RENEE MONTAGNE, host:
Sports can be a pleasant diversion from politics, though sometimes the talk in sports sounds a lot like the talk in politics. Here's our weekly sports commentator Frank Deford.
FRANK DEFORD: I've been rather bemused that this consternation about our country turning into a socialist redoubt has come at the start of the football season, for there's probably no more successful socialistic enterprise in the whole world than the National Football League.
Indeed, the NFL's descent into dreaded socialism began more than 70 years ago, when the league instituted a player draft in order to equalize its society — to remove, shall we say, odious class distinctions.
But the hallmark of NFL collectivism is that franchises share equally in television money.
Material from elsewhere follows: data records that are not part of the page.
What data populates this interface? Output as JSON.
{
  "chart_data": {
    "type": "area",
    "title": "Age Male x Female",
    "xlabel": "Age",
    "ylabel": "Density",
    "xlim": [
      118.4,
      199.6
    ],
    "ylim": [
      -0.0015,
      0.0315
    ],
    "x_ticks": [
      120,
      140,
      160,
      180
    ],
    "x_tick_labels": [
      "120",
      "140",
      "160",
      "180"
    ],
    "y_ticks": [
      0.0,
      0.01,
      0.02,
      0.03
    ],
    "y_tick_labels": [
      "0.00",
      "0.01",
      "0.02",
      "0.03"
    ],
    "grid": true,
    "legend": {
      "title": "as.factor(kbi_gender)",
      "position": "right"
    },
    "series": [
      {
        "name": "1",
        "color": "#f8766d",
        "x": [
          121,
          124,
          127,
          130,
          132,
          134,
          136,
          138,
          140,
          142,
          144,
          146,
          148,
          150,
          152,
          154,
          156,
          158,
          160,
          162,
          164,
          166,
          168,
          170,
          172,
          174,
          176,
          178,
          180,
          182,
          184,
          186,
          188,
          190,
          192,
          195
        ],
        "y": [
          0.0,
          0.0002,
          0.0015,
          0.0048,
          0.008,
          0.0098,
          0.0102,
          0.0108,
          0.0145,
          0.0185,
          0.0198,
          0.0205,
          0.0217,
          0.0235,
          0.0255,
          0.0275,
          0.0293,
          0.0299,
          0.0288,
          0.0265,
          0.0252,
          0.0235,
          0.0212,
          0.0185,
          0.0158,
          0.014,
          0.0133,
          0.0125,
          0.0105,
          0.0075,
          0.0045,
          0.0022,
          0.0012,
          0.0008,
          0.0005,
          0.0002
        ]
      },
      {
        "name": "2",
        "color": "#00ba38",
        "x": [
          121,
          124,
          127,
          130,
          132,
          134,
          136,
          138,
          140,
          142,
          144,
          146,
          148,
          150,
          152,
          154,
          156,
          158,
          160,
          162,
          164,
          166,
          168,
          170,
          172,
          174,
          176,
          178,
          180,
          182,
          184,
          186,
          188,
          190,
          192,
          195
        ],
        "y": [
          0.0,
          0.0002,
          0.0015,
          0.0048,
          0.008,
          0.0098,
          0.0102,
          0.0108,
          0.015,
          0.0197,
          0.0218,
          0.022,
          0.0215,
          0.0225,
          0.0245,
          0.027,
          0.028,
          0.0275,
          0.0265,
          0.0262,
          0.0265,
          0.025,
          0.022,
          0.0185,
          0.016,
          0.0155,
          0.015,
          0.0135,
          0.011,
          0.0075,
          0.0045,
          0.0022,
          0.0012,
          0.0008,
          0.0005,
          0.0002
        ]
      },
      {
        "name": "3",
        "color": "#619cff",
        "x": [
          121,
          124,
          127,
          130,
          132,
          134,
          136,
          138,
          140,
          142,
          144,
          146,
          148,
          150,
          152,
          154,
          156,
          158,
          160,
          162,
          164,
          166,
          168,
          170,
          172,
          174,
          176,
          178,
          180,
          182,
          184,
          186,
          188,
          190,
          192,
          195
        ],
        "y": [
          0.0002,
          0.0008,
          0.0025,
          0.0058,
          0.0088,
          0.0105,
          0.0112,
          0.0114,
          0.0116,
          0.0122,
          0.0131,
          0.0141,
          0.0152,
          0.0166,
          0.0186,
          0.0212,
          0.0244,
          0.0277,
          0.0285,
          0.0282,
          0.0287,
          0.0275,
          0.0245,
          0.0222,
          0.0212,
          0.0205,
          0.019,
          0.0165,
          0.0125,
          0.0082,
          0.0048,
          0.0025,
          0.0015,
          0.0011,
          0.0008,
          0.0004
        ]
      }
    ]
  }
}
Largely because of that form of socialized medicine, every team has a healthy chance to win.
Meanwhile, in baseball, where TV revenue is terribly unbalanced, a small-market team like Pittsburgh, champion of the NFL, has endured 17 straight losing baseball seasons and must sell its best players to the fat cats just to stay afloat.
But wouldn't you know it? A pesky capitalist has found his way into the NFL owners' consortium. Jerry Jones believes it may be time to revisit the league's socialistic sharing policies and stop subsidizing the weak sisters.
Jones has also just built his Cowboys a new billion-dollar stadium — but what I find so revealing are those monstrous video screens that soar over the Dallas gridiron.
Jerry Jones is a pretty smart cookie, and I'm sure he realizes that, ironically, television - which was so crucial to the league's success - has now become more of a rival.
Because football televises so well, today's spectators are conditioned to need good TV, even when they're incidentally watching the game live. With those large flat TV screens that fans have in their family rooms, why pay to go out to a game when you can see it so perfectly, comfortably at home?
The NFL had better change its outdated TV policy, which has it that if a home team doesn't sell out, the game cannot be televised locally.
That liturgy goes back into antiquity, when only a few sports events were televised. But today, the tube is saturated with football, and so it's dog-in-the-manger for the NFL to deny the product to fans just because not quite enough of them want to spend outrageous prices to sit in bad seats.
In the world today, where everything else is on television, it would be better business for any NFL team to give up a few thousand admissions, so that the hundreds of thousands of its fans could watch the game at home.
And after all, it's only proper socialism to let the masses in on a good thing.
MONTAGNE: Commentator Frank Deford joins us each Wednesday from member station WSHU in Fairfield, Connecticut.